Orioles bring back Frohwirth

January 21, 1994|By Jim Henneman | Jim Henneman,Staff Writer

It's deja vu for Todd Frohwirth and the Orioles, but this time the right-handed reliever won't go into spring training as an unknown.

Frohwirth, who along with bullpen partner Gregg Olson wasn't tendered a contract by the Dec. 20 deadline, yesterday agreed to a minor-league contract with the Orioles. He has been invited to spring training as a non-roster player, as he was three years ago.

After spending six years in the Philadelphia Phillies organization, Frohwirth signed a minor-league contract with the Orioles in 1991, trying to win a spot on a pitching staff in dire need of help.

That was the year of the most recent lockout, and Frohwirth never had much of an opportunity to prove himself to then-manager Frank Robinson. He'll be in a better position this time, having pitched in 186 games for the Orioles over the past three years.

Frohwirth was 7-3 with a 1.87 ERA in 51 games 1991, and 4-3 with a 2.46 ERA in 65 games in 1992. Those numbers earned him a $900,000 contract for last year, but when he went 6-7 with a 3.83 ERA in 70 games, the Orioles decided not to risk arbitration and allowed Frohwirth to become a free agent.

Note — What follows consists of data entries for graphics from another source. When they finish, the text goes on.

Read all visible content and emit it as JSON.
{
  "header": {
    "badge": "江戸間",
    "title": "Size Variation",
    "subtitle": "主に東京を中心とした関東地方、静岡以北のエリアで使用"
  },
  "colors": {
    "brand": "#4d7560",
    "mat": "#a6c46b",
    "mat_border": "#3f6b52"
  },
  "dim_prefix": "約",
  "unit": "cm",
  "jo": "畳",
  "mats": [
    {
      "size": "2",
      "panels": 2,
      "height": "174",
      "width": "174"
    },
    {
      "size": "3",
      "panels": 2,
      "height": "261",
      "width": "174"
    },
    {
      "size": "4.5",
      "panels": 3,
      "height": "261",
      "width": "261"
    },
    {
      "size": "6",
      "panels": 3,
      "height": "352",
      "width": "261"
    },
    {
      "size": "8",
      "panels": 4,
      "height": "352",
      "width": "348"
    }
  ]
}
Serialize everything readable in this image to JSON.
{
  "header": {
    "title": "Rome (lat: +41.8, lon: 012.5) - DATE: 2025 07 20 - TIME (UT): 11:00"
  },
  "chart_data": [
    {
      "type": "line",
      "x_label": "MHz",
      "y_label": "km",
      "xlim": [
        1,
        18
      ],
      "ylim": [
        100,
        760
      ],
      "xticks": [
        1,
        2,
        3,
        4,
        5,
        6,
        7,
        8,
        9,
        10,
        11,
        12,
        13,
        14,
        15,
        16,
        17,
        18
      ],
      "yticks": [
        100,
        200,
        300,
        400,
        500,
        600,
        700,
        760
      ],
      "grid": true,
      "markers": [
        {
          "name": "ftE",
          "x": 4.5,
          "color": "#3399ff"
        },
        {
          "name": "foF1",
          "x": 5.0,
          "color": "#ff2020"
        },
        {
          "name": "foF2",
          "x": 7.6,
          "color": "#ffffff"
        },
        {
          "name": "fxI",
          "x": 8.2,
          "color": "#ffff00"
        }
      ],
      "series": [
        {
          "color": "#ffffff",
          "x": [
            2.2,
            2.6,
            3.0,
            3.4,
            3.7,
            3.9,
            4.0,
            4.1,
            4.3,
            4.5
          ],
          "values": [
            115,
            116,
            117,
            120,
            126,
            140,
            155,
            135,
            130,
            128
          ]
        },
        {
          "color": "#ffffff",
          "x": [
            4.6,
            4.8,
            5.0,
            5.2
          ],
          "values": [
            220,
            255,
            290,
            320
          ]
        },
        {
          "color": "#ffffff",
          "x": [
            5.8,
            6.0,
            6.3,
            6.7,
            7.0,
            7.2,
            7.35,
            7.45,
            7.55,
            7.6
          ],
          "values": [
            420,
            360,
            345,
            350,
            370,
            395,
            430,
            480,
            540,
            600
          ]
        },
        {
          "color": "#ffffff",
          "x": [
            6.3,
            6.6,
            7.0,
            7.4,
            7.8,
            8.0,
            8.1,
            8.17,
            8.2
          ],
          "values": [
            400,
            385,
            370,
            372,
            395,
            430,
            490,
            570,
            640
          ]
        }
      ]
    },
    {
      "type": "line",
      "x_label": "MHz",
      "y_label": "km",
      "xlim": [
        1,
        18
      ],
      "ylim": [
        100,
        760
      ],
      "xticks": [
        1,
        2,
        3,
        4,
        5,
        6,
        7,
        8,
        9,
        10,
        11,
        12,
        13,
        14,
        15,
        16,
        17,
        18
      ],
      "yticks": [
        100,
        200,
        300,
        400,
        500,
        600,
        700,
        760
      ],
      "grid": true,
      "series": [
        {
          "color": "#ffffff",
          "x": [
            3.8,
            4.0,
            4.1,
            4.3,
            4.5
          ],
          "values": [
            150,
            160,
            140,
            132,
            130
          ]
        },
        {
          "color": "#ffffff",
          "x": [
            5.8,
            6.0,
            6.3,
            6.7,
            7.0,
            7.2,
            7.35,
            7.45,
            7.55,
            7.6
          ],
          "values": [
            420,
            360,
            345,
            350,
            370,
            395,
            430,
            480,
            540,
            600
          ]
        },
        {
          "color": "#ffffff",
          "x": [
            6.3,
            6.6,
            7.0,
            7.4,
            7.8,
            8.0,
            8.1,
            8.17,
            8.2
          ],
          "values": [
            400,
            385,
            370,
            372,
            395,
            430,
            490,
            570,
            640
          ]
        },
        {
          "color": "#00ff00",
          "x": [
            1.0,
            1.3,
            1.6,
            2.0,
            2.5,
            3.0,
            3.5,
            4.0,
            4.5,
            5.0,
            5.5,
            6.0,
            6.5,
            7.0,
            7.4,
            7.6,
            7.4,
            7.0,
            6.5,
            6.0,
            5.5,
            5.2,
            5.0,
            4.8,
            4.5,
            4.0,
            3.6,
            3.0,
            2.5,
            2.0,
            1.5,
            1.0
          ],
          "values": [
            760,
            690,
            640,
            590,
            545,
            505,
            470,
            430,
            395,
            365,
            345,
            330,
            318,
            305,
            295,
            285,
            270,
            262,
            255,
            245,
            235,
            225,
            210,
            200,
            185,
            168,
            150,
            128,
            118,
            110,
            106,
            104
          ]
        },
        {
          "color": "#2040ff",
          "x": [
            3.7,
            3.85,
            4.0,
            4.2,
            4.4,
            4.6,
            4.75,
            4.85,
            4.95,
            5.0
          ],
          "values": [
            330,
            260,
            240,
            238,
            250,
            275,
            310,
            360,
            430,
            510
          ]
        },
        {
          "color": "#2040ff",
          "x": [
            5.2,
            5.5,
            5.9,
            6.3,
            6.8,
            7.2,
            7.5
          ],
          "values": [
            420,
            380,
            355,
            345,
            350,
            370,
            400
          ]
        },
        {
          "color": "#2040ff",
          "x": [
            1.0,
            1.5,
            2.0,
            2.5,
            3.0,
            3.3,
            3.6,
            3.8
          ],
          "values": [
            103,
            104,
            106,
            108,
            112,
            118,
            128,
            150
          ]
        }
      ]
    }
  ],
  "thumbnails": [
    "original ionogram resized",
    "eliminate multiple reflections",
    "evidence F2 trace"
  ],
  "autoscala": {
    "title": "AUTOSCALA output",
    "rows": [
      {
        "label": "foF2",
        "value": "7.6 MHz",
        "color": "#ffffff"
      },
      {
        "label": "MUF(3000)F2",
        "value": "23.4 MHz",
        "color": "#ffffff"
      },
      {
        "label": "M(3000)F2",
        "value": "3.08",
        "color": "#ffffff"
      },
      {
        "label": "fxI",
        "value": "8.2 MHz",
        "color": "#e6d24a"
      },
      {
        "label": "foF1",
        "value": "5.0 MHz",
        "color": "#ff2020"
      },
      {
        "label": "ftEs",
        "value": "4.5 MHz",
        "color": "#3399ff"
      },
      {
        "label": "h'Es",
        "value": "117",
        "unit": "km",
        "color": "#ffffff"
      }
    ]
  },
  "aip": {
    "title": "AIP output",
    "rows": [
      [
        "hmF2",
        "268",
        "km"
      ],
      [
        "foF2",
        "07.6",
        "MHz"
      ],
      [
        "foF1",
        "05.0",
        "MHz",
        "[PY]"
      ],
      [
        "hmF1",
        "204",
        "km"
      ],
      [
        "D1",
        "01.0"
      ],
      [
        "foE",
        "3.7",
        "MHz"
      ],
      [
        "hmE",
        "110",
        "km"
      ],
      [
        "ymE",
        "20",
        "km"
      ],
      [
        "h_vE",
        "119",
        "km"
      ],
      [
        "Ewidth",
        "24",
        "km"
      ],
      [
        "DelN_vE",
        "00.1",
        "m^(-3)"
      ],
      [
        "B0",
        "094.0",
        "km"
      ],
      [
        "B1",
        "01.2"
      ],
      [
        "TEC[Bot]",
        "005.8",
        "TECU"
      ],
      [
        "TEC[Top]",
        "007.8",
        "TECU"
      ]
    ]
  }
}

Details of Frohwirth's contract weren't announced, but it calls for a substantially lower salary than a year ago. Adam Katz, the agent who represents Frohwirth, said there weren't a lot of negotiations.

"Todd didn't give me the freedom to contact every major-league club," said Katz. "I had a very short list, and it was evident early that there was a soft market for Todd.

"It's not a tremendous contract, but it was our best offer. Todd won't make as much as he made last year, but he'll make a healthy salary, and hopefully have a chance to make more next year."

Orioles manager Johnny Oates wasn't available for comment, but he has indicated Frohwirth was one of the pitchers who could fit into his plans for the coming season.

General manager Roland Hemond reiterated that, without saying Frohwirth was guaranteed a job.

"We're trying to get some depth and Todd has pitched well for us the last three years," said Hemond. "He didn't pitch as well last year as he did the previous two, but he's a guy who can give us some innings."

Meanwhile, as they continue negotiations with Olson, the Orioles reportedly have made a minor-league offer to former Chicago White Sox closer Bobby Thigpen.

Hemond would not confirm or deny the report, saying only, "We've had some discussions with his [Thigpen's] representative. You always explore various possibilities."

Hemond said he talked to Jeff Moorad, Olson's agent, two days ago, but that there was little to report on the status of the Orioles' closer for the past five years.

Olson has drawn interest from a number of teams, with the Toronto Blue Jays and California Angels among the most prominent. But he and Moorad have said their primary objective is to work a deal with the Orioles. It is expected Olson will make a decision within two weeks.